- Joined
- Jan 14, 2011
I'm going to do raid 10 across 8 disks. with 4x raid1
poolsize = vdev0+vdev1+vdev2+vdev3
whats good with zfs is that i can run different size vdevs. so i dont have to upgrade ALL drives, i can do 2 at a time.
So i'll start with 8TB across the 4x 2TB raid 1s
so in the future say I can pick up 2x 8TB drives at a good price
pop one drive out of vdev0, put in 8TB, then rebuild (copy, fast, no parity calc)
pop in second 8TB drive, rebuild, expand.
then ill be left with 2+2+2+8 = 14TB. and so on.
say instead i do 2x Raid5 with 8 disks. this needs 2x 4disk raid5 (raidz) vdevs. with both in the pool, it essentially becomes raid 50.
poolsize = 6TB+6TB = 12TB. i have 2 disk redundancy but only if they fail in separate vdevs.
rebuilds are significantly more time consuming calculating parity.
upgrading drives has to be done 4 at a time.

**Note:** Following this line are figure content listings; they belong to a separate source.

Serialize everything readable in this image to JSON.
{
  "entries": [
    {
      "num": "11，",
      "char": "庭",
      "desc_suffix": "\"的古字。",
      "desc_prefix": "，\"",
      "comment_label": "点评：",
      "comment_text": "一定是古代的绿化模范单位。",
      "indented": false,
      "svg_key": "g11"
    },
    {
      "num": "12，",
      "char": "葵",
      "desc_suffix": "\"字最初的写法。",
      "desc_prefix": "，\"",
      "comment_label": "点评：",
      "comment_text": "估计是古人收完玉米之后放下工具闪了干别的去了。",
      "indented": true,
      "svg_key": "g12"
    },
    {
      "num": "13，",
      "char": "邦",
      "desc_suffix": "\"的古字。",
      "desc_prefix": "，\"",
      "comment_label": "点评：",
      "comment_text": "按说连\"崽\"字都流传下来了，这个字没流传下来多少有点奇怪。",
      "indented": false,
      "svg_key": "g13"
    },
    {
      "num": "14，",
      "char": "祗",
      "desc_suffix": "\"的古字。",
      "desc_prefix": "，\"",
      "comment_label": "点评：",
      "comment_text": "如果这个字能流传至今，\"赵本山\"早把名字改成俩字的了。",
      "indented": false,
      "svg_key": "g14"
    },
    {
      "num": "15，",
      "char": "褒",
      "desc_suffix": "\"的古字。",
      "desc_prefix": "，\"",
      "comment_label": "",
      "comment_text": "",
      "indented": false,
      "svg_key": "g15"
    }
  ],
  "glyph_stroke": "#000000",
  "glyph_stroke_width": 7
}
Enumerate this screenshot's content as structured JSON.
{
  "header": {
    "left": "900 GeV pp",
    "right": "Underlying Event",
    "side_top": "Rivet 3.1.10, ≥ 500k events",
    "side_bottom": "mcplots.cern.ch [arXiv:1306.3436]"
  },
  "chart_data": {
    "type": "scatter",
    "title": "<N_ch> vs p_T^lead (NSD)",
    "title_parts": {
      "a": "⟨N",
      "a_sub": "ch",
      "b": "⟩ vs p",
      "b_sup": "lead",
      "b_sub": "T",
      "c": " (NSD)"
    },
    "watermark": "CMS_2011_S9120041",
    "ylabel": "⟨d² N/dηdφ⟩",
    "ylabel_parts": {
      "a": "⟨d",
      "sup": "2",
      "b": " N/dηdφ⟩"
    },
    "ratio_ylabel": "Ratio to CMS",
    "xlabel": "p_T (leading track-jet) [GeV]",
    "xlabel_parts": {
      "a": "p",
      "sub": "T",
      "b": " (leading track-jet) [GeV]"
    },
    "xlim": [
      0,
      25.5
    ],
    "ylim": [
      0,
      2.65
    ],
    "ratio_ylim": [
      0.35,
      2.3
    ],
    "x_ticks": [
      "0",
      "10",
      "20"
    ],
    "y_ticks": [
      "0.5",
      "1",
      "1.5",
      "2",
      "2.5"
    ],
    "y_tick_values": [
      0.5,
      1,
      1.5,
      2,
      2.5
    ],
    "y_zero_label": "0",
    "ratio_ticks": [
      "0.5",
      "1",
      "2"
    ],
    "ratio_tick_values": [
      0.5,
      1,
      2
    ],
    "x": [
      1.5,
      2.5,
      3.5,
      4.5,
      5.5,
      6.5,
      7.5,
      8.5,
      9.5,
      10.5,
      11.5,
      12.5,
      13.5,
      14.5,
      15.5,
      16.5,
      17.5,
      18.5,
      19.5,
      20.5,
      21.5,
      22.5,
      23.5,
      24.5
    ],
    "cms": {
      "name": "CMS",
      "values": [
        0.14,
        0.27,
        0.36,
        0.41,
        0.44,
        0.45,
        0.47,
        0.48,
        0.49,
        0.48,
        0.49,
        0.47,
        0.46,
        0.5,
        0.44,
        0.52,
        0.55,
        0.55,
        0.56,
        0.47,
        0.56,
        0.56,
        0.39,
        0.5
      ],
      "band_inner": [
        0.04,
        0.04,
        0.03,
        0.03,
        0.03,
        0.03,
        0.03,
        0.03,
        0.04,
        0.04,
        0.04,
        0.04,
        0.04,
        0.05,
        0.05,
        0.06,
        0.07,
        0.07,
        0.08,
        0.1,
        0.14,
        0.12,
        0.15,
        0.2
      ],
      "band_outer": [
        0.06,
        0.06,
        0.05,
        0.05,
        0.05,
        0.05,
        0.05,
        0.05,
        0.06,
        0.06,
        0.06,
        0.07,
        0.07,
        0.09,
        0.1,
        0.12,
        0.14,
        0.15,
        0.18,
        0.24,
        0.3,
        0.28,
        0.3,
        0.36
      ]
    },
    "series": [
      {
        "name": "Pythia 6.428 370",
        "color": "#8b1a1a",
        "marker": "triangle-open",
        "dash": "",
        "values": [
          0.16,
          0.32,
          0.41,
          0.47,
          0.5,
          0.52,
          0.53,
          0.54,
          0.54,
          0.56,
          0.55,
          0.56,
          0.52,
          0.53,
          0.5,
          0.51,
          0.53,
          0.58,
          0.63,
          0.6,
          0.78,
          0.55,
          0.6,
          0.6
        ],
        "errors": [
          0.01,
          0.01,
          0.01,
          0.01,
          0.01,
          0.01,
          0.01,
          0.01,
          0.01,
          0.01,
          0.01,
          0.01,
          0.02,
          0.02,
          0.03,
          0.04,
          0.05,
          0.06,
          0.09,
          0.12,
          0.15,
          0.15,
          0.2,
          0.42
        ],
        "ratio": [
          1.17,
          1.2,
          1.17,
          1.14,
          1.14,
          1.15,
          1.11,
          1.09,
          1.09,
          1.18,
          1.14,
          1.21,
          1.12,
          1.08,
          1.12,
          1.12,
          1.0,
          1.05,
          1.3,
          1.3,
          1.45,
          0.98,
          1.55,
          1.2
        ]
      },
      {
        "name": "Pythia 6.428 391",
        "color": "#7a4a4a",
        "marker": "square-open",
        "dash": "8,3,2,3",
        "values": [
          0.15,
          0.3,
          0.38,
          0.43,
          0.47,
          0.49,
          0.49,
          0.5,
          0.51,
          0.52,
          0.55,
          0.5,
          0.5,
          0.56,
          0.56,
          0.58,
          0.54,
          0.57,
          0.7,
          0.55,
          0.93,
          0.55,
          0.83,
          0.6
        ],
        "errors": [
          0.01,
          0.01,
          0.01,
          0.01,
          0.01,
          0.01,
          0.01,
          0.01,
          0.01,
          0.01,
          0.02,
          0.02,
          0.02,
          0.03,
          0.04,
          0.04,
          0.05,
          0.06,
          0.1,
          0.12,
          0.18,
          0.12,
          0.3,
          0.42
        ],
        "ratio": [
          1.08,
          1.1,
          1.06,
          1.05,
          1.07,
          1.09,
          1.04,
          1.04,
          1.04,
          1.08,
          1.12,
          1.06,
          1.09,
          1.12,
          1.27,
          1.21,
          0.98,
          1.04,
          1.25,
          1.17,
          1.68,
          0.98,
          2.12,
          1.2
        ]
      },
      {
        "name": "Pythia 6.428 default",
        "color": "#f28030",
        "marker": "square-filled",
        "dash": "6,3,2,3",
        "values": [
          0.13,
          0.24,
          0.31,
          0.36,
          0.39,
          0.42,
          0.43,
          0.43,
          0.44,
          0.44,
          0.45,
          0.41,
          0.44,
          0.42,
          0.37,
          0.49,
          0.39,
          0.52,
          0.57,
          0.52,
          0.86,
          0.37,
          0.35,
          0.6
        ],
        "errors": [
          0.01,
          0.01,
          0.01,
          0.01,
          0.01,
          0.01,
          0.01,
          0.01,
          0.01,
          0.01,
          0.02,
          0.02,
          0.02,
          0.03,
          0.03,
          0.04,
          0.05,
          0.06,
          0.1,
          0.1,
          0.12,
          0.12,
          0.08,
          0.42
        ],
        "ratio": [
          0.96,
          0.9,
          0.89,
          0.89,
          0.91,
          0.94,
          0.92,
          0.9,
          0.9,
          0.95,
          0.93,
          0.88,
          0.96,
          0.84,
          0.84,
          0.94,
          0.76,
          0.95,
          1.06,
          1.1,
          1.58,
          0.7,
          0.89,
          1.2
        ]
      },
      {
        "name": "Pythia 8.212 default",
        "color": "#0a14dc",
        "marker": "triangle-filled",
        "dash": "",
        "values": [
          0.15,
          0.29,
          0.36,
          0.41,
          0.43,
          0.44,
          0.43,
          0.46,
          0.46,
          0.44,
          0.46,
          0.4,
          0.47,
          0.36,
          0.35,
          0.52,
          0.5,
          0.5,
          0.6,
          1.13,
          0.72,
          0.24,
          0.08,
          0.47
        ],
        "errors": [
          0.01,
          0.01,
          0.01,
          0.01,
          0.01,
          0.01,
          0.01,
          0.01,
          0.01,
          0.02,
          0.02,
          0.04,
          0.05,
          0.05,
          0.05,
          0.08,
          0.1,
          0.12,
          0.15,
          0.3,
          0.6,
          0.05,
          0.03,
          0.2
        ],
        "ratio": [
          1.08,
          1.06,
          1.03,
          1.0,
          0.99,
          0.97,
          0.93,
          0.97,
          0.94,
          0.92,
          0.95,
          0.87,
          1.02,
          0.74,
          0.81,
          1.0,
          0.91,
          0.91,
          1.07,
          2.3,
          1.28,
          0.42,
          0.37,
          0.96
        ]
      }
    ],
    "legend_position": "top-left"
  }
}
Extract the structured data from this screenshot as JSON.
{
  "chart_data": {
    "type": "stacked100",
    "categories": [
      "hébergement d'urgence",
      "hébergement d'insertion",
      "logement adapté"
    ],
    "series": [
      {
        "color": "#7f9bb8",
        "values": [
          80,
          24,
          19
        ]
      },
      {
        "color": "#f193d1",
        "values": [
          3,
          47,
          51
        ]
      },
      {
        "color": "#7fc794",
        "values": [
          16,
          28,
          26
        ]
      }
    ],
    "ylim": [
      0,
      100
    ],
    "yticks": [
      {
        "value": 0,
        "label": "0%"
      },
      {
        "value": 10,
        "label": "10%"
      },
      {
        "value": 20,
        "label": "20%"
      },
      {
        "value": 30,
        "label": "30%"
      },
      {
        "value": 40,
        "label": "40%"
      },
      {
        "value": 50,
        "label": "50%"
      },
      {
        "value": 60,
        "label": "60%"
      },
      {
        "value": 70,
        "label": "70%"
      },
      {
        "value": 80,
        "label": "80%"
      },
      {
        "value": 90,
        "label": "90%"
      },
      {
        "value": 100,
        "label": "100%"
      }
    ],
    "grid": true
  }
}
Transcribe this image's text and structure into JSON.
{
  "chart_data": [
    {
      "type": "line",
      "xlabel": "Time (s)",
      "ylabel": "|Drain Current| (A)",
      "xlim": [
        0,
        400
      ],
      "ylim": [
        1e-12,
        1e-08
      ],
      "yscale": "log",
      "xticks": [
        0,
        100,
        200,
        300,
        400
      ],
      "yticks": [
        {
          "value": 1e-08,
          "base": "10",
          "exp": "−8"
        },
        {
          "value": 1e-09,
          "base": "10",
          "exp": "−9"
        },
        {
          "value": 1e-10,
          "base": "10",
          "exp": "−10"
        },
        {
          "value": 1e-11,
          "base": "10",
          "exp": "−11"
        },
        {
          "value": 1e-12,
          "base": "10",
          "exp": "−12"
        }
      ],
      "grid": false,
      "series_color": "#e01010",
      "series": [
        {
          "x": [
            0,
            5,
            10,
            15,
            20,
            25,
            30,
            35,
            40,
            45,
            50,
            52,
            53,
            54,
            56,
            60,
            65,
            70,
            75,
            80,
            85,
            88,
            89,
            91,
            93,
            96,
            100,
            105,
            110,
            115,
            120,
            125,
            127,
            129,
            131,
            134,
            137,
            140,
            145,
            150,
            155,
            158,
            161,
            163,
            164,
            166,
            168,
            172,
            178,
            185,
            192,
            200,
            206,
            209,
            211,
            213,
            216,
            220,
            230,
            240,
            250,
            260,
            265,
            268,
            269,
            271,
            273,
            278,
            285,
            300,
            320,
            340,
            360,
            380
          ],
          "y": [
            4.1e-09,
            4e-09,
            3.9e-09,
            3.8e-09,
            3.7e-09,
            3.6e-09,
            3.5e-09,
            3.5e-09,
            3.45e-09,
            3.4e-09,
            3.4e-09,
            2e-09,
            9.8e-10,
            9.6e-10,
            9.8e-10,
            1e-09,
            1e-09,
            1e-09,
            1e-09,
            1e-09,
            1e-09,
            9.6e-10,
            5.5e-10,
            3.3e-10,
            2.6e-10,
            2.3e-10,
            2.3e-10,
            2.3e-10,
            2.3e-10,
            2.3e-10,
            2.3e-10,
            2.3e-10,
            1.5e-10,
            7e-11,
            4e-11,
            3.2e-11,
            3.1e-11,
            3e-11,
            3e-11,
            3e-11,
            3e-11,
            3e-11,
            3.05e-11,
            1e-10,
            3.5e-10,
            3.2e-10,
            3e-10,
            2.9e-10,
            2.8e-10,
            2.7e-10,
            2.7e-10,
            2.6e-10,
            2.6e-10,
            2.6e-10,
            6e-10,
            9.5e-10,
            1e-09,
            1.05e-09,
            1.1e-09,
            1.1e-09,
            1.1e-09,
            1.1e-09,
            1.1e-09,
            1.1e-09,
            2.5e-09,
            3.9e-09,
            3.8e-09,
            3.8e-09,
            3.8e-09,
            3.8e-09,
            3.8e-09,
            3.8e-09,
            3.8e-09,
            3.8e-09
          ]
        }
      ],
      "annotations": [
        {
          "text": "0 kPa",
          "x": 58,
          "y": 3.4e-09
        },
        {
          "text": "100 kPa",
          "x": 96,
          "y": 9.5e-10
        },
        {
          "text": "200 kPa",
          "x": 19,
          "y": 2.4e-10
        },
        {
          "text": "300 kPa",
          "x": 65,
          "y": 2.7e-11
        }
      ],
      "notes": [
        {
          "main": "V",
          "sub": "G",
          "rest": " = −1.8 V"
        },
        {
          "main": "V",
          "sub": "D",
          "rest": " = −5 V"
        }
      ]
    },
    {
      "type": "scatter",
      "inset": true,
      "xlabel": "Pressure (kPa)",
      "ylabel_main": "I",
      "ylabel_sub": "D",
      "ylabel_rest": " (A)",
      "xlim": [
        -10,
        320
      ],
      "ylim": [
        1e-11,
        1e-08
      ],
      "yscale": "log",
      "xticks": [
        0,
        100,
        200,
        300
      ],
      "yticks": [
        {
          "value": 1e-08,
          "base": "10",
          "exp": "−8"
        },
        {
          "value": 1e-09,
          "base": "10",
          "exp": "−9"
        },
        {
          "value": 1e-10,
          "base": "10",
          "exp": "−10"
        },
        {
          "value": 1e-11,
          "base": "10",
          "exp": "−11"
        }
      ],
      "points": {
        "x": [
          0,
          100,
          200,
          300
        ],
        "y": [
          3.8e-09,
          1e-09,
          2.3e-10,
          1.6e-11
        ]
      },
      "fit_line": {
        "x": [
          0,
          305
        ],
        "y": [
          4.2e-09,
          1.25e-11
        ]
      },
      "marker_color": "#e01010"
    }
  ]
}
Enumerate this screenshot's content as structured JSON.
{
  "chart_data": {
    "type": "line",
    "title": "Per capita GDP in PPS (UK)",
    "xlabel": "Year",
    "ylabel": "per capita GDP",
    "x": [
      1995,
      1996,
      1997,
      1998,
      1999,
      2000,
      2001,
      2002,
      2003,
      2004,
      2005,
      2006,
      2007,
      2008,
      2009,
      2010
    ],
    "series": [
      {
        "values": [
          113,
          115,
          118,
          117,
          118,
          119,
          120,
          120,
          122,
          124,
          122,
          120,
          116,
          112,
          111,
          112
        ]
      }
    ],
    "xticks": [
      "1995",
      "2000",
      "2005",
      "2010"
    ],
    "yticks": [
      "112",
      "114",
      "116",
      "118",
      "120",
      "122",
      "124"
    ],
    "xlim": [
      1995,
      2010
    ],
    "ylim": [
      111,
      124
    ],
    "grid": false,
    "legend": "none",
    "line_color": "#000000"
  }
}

replace drive 1, rebuild whole array
replace drive 2, rebuild whole array
replace drive 3, rebuild whole array
replace drive 4, rebuild whole array
expand.
that a lot of stress on the drives. and that stress increases the probability of failure for the rebuild. then i lose everything.
and the striped 4xmirrors should be faster than the striped 2xraid5.
i dunno i'm still not set in stone but i think i like 10 better.
that's why they say raid is not a backup, you should always backup to an external storage device. it does indeed take a long time to rebuild a raid 5 though, going from 3x2tb to 4x2tb took 3 days, but thanks to my controllers online raid expansion nothing went offline and i was still able to cap my gigabit connection reading from it while it was expanding.
why do you feel the need to do two separate arrays then
not trying to talk you out of doing what you are doing just trying to understand it.